I had high school and college experience speaking in front of large audiences, but the very first "professional" talk I gave was on Huygens' empirical argument against Newton's claims about universal gravity in the Summer of 1995 just before I went to graduate school at an international Huygens conference in Leiden, the Netherlands. My parents (and some of their friends) were in the audience. It was a co-written paper with George Smith (one of my ongoing academic mentors), and, while I had done not trivial archival work in researching it, it was at that stage of drafting really his paper. (George was a keynote at the conference, so he had decided I should present this material.) We had made photo-slides (you know the ones you put in a projector). I practiced the talk (i.e., reading George's paper) on somewhat crappy overhead sheets. (You know, the ones that Brit dropped in front of her 200 classmates.) The night before I couldn't sleep, and even checked out of my hotel to a different one with more comfortable beds, I thought. The next day, during the break before my talk I discovered to my horror that the slide projector in my room had burned its lens (or something like that). No other projectors were available, so on the spot we decided that I would use the practice transparencies. As I started speaking (rather rapidly and nervously) to a crowded, standing room audience (George had been talking up the topic--we were, in fact, presenting about 25 different discoveries), I was loudly interpreted by three elderly guys in the front row (think of Stattler and Waldorf from the Muppets)--they were protesting to the chair of the session that my talk should be in Dutch (because, after all, we were in Leiden). After some back and forth they were overruled by the Chair (it was an INTERNATIONAL conference after all). I later learned they were antique dealers interested in Huygens clocks. ONE OF THEM FELL ASLEEP DURING MY TALK in the front row.

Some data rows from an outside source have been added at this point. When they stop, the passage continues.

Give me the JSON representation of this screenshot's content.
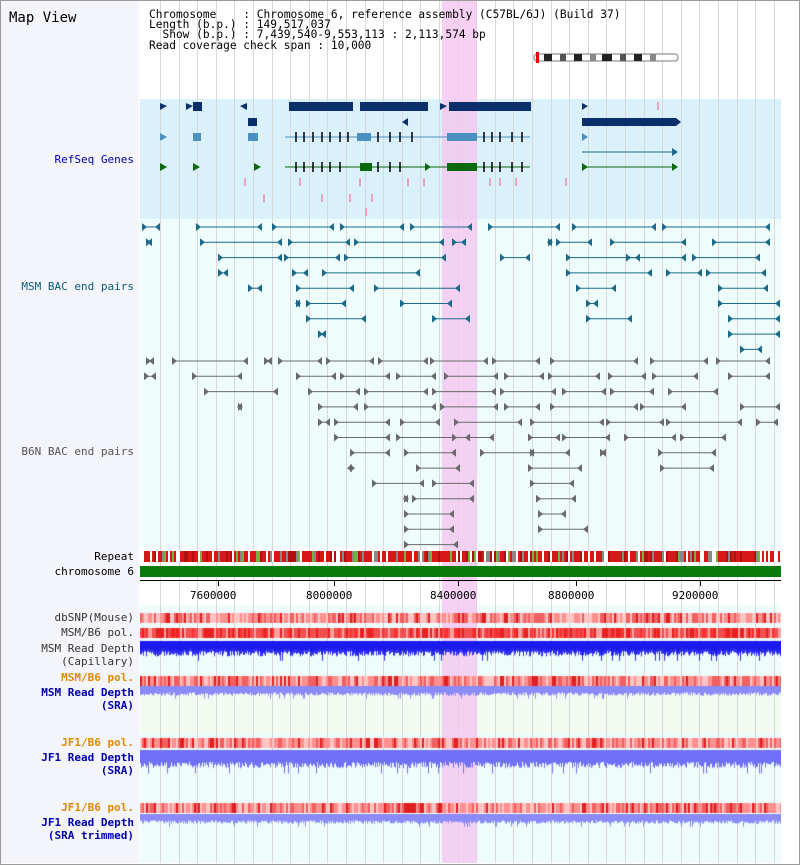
{
  "app": {
    "title": "Map View"
  },
  "info": {
    "line1": "Chromosome    : Chromosome 6, reference assembly (C57BL/6J) (Build 37)",
    "line2": "Length (b.p.) : 149,517,037",
    "line3": "  Show (b.p.) : 7,439,540-9,553,113 : 2,113,574 bp",
    "line4": "Read coverage check span : 10,000"
  },
  "tracks": {
    "refseq": "RefSeq Genes",
    "msm_bac": "MSM BAC end pairs",
    "b6n_bac": "B6N BAC end pairs",
    "repeat": "Repeat",
    "chrom": "chromosome 6",
    "dbsnp": "dbSNP(Mouse)",
    "msm_b6_pol_1": "MSM/B6 pol.",
    "msm_depth_cap_1": "MSM Read Depth",
    "msm_depth_cap_2": "(Capillary)",
    "msm_b6_pol_2": "MSM/B6 pol.",
    "msm_depth_sra_1": "MSM Read Depth",
    "msm_depth_sra_2": "(SRA)",
    "jf1_b6_pol_1": "JF1/B6 pol.",
    "jf1_depth_sra_1": "JF1 Read Depth",
    "jf1_depth_sra_2": "(SRA)",
    "jf1_b6_pol_2": "JF1/B6 pol.",
    "jf1_depth_trim_1": "JF1 Read Depth",
    "jf1_depth_trim_2": "(SRA trimmed)"
  },
  "axis": {
    "ticks": [
      "7600000",
      "8000000",
      "8400000",
      "8800000",
      "9200000"
    ]
  },
  "colors": {
    "refseq_dark": "#0a2f6b",
    "refseq_mid": "#4a90c0",
    "refseq_green": "#0a6a0a",
    "msm_bac": "#1b6a8a",
    "b6n_bac": "#666666",
    "highlight": "#f4c6f0",
    "label_blue": "#0000aa",
    "label_orange": "#e08a00",
    "label_gray": "#333333"
  }
}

After five overheads or so with text, I put up a map (of African Atlantic with voyages drawn on it); murmurs from the back of the audience--the drawings were invisible. I am not sure what I said, but I decided to plow ahead and talk faster. I was later told that I was barely intelligible because I was turning all 'th's into 'ff's--something I do anyway. (This talk was written by George so there were a lot of 'th's [I avoid them now].)
Out of the blue I got interrupted by a very fierce looking man who insisted that I had made an error and kept yelling that I didn't know the amount that gravity at the equator is diminished. (The correct number is 1/289.) I knew that, of course, but I was reporting Huygens' much larger number (from rotation alone). At this point, George who was sitting toward the side of me lost his cool and started yelling back at the guy. (In my memory, but I am not sure it can be trusted, he also pointed his laser-light that he always brings with him at the guy.)
At this point I take of my sports-coat (yellow Armani, although it is an ugly green now), and a complete and utter Stoic calm came over me. (The only other time I felt like that was when Dan Garber's beautiful Rotweiler, Karma, bit [or so I thought] off a part of my nose [in her defense, I had awoken her] and all I could see was blood, while Allan Gabbey kept yelling, "we should shoot the dog now!" while Garber kept telling him to shut up.) I read the remainder of the talk straight through. In Q&A I answered a few questions, and that was that.
After the talk, the great Huygens scholar, Joella Yoder, told me that in print nobody would remember these silly events and all that would remain were the brilliant discoveries. (Little did she know that the talk is still waiting to be published! It's been accepted ages ago.) One of my mom's friends who was present, a medical scientist, assured her I would go on to a fine academic career.
There are, however, two amusing post scripts to this event. PS I did publish a small piece on one of the (very rare) maps that I found in an archive (another great story for some other time) discussed in my talk. A few years later I walked into an antique-maps store in Amsterdam, and asked them about the value of that particular map. I was told that for a long time it would have been a couple of thousand guilders, but now after some academic had written on the map it was probably twenty times more valuable!
PPS a few years ago, I was giving a talk on Newton at UC Santa Cruz. Halfway through the talk I got interrupted, and I recognized the voice immediately. It was that guy from way back when, the great , Michael Nauenberg, a physicist and very accomplished historian of science. This time, I kept my cool, explained why his assumptions were based on dated research, and moved on with my talk. Petty as it is, it was sweet vindication.